47 réponses pour “La ponction artérielle par l’infirmière : petit tour d’horizon”

  1. sancho dit :

    Bonjour,
    Un cadre imprécis ?
    Arrêtera-t-on un jour de prendre les infirmiers pour de simples exécutants écervelés. Le pire c’est que de temps à autre ce discours émane de professionnels infirmiers.

    Pour une fois, notre décret d’actes infirmiers est édicté sous forme de compétence (Comme la formation actuelle), on ne va pas se plaindre !!
    Nous avons, de part ce décret, la compétence de faire une ponction artérielle donc, assumons les responsabilités et les conséquences.
    L’infirmier à donc le choix de l’artère à ponctionner quand il agit sous la prescription médicale.
    Le site de ponction doit être choisi en fonction de nos connaissances (3 ans d’études ce n’est pas rien me semble t il …). Connaissance en anatomie, connaissance du patient (Antécédents / Pathologie, recommandation de bonne pratique, etc,… .
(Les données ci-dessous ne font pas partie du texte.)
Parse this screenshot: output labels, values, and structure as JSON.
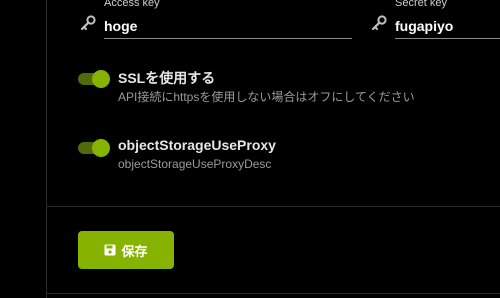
{
  "credentials": {
    "access_key": {
      "label": "Access key",
      "value": "hoge",
      "icon": "key-icon"
    },
    "secret_key": {
      "label": "Secret key",
      "value": "fugapiyo",
      "icon": "key-icon"
    }
  },
  "toggles": [
    {
      "title": "SSLを使用する",
      "description": "API接続にhttpsを使用しない場合はオフにしてください",
      "enabled": true
    },
    {
      "title": "objectStorageUseProxy",
      "description": "objectStorageUseProxyDesc",
      "enabled": true
    }
  ],
  "actions": {
    "save_label": "保存",
    "save_icon": "floppy-disk-icon"
  },
  "colors": {
    "accent": "#86b300",
    "toggle_track": "#4f6b0c",
    "background": "#000000",
    "text_primary": "#e6e6e6",
    "text_secondary": "#9a9a9a"
  }
}
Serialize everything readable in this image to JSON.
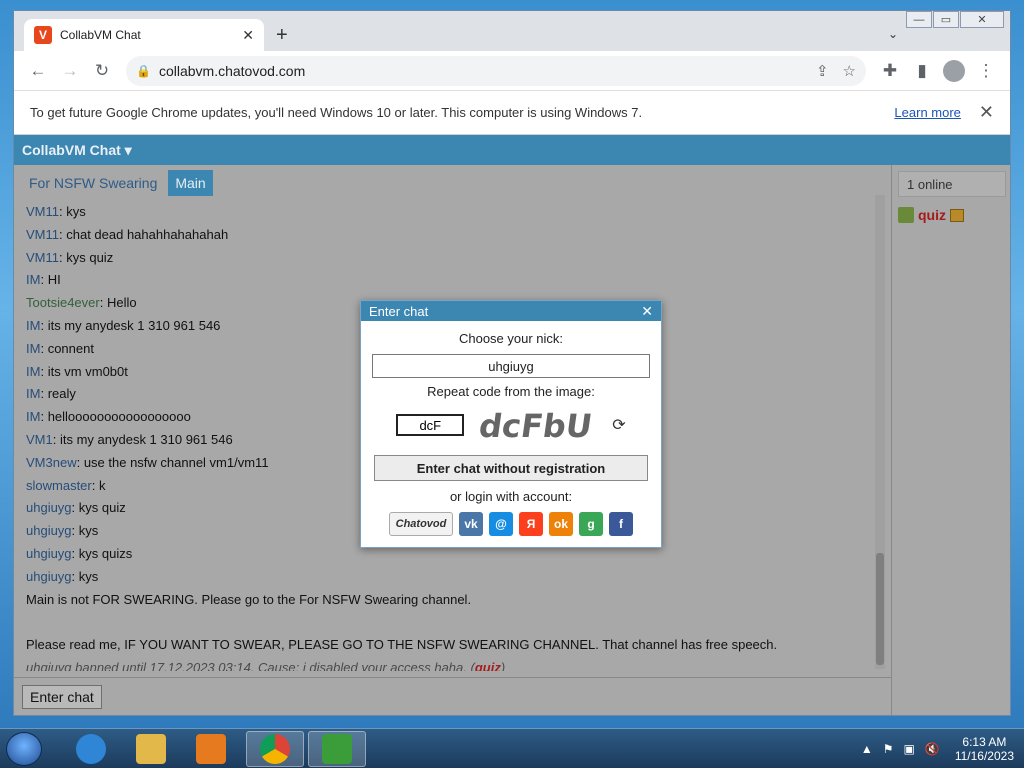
{
  "browser": {
    "tab_title": "CollabVM Chat",
    "tab_favicon": "V",
    "url": "collabvm.chatovod.com",
    "window_buttons": {
      "minimize": "—",
      "maximize": "▭",
      "close": "✕"
    }
  },
  "infobar": {
    "message": "To get future Google Chrome updates, you'll need Windows 10 or later. This computer is using Windows 7.",
    "link": "Learn more"
  },
  "site": {
    "title": "CollabVM Chat ▾",
    "channels": [
      "For NSFW Swearing",
      "Main"
    ],
    "enter_chat_button": "Enter chat"
  },
  "messages": [
    {
      "nick": "VM11",
      "text": "kys"
    },
    {
      "nick": "VM11",
      "text": "chat dead hahahhahahahah"
    },
    {
      "nick": "VM11",
      "text": "kys quiz"
    },
    {
      "nick": "IM",
      "text": "HI"
    },
    {
      "nick": "Tootsie4ever",
      "text": "Hello",
      "green": true
    },
    {
      "nick": "IM",
      "text": "its my anydesk 1 310 961 546"
    },
    {
      "nick": "IM",
      "text": "connent"
    },
    {
      "nick": "IM",
      "text": "its vm vm0b0t"
    },
    {
      "nick": "IM",
      "text": "realy"
    },
    {
      "nick": "IM",
      "text": "hellooooooooooooooooo"
    },
    {
      "nick": "VM1",
      "text": "its my anydesk 1 310 961 546"
    },
    {
      "nick": "VM3new",
      "text": "use the nsfw channel vm1/vm11"
    },
    {
      "nick": "slowmaster",
      "text": "k"
    },
    {
      "nick": "uhgiuyg",
      "text": "kys quiz"
    },
    {
      "nick": "uhgiuyg",
      "text": "kys"
    },
    {
      "nick": "uhgiuyg",
      "text": "kys quizs"
    },
    {
      "nick": "uhgiuyg",
      "text": "kys"
    }
  ],
  "system_messages": {
    "line1": "Main is not FOR SWEARING. Please go to the For NSFW Swearing channel.",
    "line2": "Please read me, IF YOU WANT TO SWEAR, PLEASE GO TO THE NSFW SWEARING CHANNEL. That channel has free speech.",
    "banned_text": "uhgiuyg banned until 17.12.2023 03:14. Cause: i disabled your access haha. (",
    "banned_by": "quiz",
    "banned_close": ")"
  },
  "sidebar": {
    "online_count": "1 online",
    "user": "quiz"
  },
  "modal": {
    "title": "Enter chat",
    "nick_label": "Choose your nick:",
    "nick_value": "uhgiuyg",
    "captcha_label": "Repeat code from the image:",
    "captcha_value": "dcF",
    "captcha_image_text": "dcFbU",
    "register_button": "Enter chat without registration",
    "login_label": "or login with account:",
    "social": [
      {
        "name": "Chatovod",
        "label": "Chatovod",
        "color": "#f2f2f2"
      },
      {
        "name": "vk",
        "label": "vk",
        "color": "#4a76a8"
      },
      {
        "name": "mailru",
        "label": "@",
        "color": "#168de2"
      },
      {
        "name": "yandex",
        "label": "Я",
        "color": "#fc3f1d"
      },
      {
        "name": "odnoklassniki",
        "label": "ok",
        "color": "#ee8208"
      },
      {
        "name": "google",
        "label": "g",
        "color": "#3aa757"
      },
      {
        "name": "facebook",
        "label": "f",
        "color": "#3b5998"
      }
    ]
  },
  "taskbar": {
    "time": "6:13 AM",
    "date": "11/16/2023"
  }
}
    L’artère radiale sera ponctionnée préférentiellement, après test d’allen, l’artère cubitale peut aussi être ponctionnée.
    Par la suite, il est préférable de ponctionner l’artère fémorale (Si absence de chirurgie vasculaire) plutôt que l’artère humérale car la sténose post ponction de l’artère fémorale est réduite.
    Pour ce qui est de l’artère temporale superficielle, cette restriction n’est pas d’actualité pour les infirmiers (DE / Anest / Puer / …) dans les textes qui nous régissent (A ma connaissance). L’article ci-dessous, note une restriction (Acte médicale) mais sans confirmation juridique. (J’aimerais bien connaître la source)
    L’arrêté de 2009 en bibliographie s’applique au pharmacien biologiste.
    Cordialement

  2. Elo Elo dit :

    J ai fait mon TFE en 2014 sur le test d’Allen lors d’une gazometrie. Et effectivement il est méconnus, et lorsqu’il est connus, bien souvent il n’est pas réaliser ou mal réaliser.

  3. Huet Bruno dit :

    je rajouterai que comme il n’existe pas de précision sur l’artère à ponctionner, tout IDE peut la réaliser sur toute l’artère ponctionnable ( Faut il que le choix soit justifiable).
    Donc, pas d’interdiction réglementaire à la réaliser sur l’artère éventuellement temporale en pédiatrique.
    Comme pour tous gestes infirmiers, il faut en avoir la maitrise et la prescription.

    • Little_asa dit :

      Euh, si vous lisez l’arrêté mis en lien dans l’article, il est dit: « Le geste ne peut s’appliquer qu’au sujet adulte et ne peut être réalisé sur une personne mineure qu’en situation d’urgence justifiée par le médecin prescripteur. » De plus, l’article dit que l’artère temporale est un acte médical. Donc perso, je comprends que ce n’est pas à l’IDE de ponctionner une artère en pédiatrie, mais bien au médecin. Après, je ne sais pas pour les puer.

  4. Sansebastien dit :

    Il y a des limites à l’exercice infirmier. Je ne crois pas que la ponction artérielle soit dans notre Décret de compétences. Si ce n’est pas le cas, DANGER, car notre responsabilité serait mise en cause en cas de problème, et toute la hiérarchie se défilerait…
    A salaire limité, exercice limité, non?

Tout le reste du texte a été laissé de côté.